Two typical targets for RPA are customer care and claims processing. Let’s look at one Use Case, involving healthcare payers: the seemingly simple Member Service task of explaining to a member why a claim was denied. Again, a full treatment is worth its own discussion, but in short that answer today is the result of numerous internal research requests that bounce between many departments, well beyond the capability of conventional workflow products to resolve while the member waits for the answers to converge, if they do at all. In reality, Member Service spawns many instant messages and/or emails that bypass workflow in order to get that answer. But a bot could spawn many messages in parallel to other bots that research the pieces of the answer, and then assemble the responses into a final answer for the member.
This implies a short, repeatable process to achieve our modest goal. We can leverage existing best practices and tools already in the enterprise:
- Document current business process(es) to understand what is going on.
- Prioritize automation opportunities according to the greatest benefit after the least effort.
- Apply technology to automate.
- Introduce robotics/ML/DL to enable the automation to adapt.
Tools That Can Help
This section is near the end, on purpose. Too often, people reach for the tool first, and believe the problem is solved if the tool is operating. That is as fallacious in RPA as it is everywhere else (one data center director, long ago, shared the secret to his revenue growth was that “we are happy to move our customers’ problems onto our servers for them”). Nevertheless, revisiting the short process in the previous section, here are some existing best practices/tools from other fields to leverage:
- Document current business process(es): truly just do a web search on “best tools to document process flows”, if you want your result in swim lanes or flow charts. If you want to be more creative, consider Issue Trees, fishbone diagramming, Cynefin.
- Prioritize: various Data Analytics, Value Stream Maps, Benefit & Effort Matrices, Theory of Constraints.
- Apply technology: varies by sector and function.
- Robotics/ML/DL: top RPA tools include BluePath, UiPath, and Automation Anywhere.
Robotics, in healthcare and elsewhere, may be one of the major disruptors in this generation.

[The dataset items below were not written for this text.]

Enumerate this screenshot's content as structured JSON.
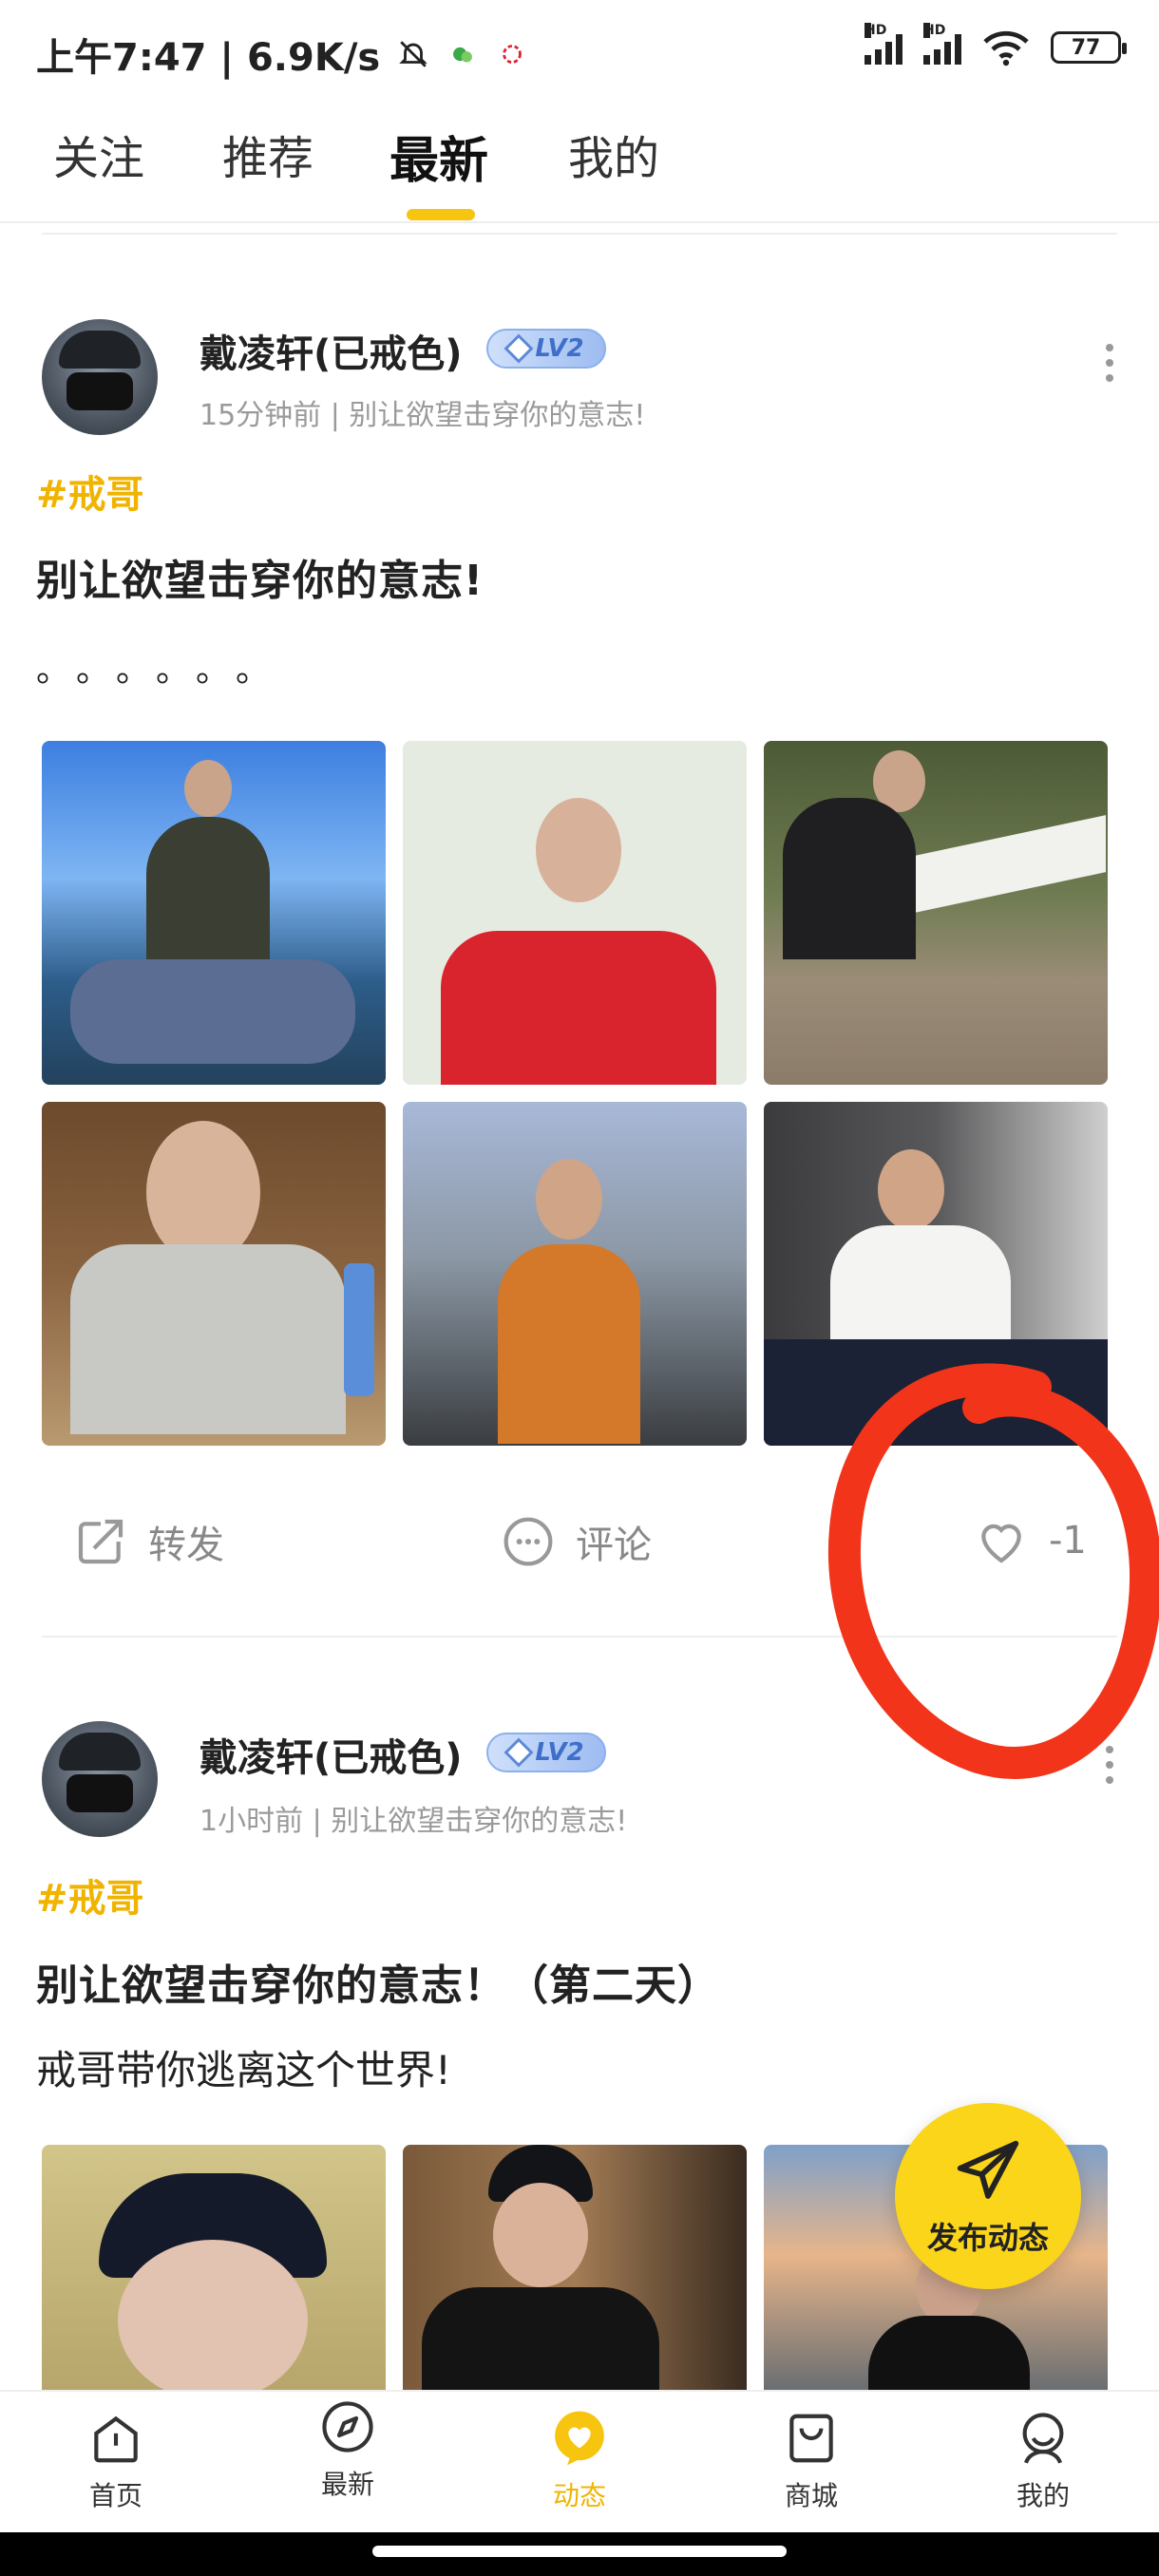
{
  "status_bar": {
    "time": "上午7:47",
    "speed": "6.9K/s",
    "network_label": "HD",
    "battery": "77"
  },
  "tabs": [
    {
      "label": "关注"
    },
    {
      "label": "推荐"
    },
    {
      "label": "最新"
    },
    {
      "label": "我的"
    }
  ],
  "posts": [
    {
      "username": "戴凌轩(已戒色)",
      "level": "LV2",
      "time": "15分钟前",
      "sub": "别让欲望击穿你的意志!",
      "topic": "#戒哥",
      "title": "别让欲望击穿你的意志!",
      "body": "。。。。。。",
      "actions": {
        "repost": "转发",
        "comment": "评论",
        "likes": "-1"
      }
    },
    {
      "username": "戴凌轩(已戒色)",
      "level": "LV2",
      "time": "1小时前",
      "sub": "别让欲望击穿你的意志!",
      "topic": "#戒哥",
      "title": "别让欲望击穿你的意志！（第二天）",
      "body": "戒哥带你逃离这个世界!"
    }
  ],
  "fab": {
    "label": "发布动态"
  },
  "bottom_nav": [
    {
      "label": "首页",
      "icon": "home-icon"
    },
    {
      "label": "最新",
      "icon": "compass-icon"
    },
    {
      "label": "动态",
      "icon": "heart-bubble-icon"
    },
    {
      "label": "商城",
      "icon": "shopping-bag-icon"
    },
    {
      "label": "我的",
      "icon": "profile-icon"
    }
  ],
  "colors": {
    "accent": "#f7c410",
    "topic": "#f0b400",
    "annotation": "#f2341a",
    "level_badge": "#3f6fc9"
  }
}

Regions and demographics across the globe will be impacted, and the target will be mid-skill workers rather than low-skill workers of previous generations.
People, being people, will react differently to this disruption—some embracing it, some resisting it, some frankly taking advantage of it. Regardless where you personally fall, Ellen Shell (Professor at Boston University) discussed the impact in an interview with Kara Swisher: this is an opportunity for the drivers, the passengers, and the displaced to pursue their passions. Don’t let it pass you by.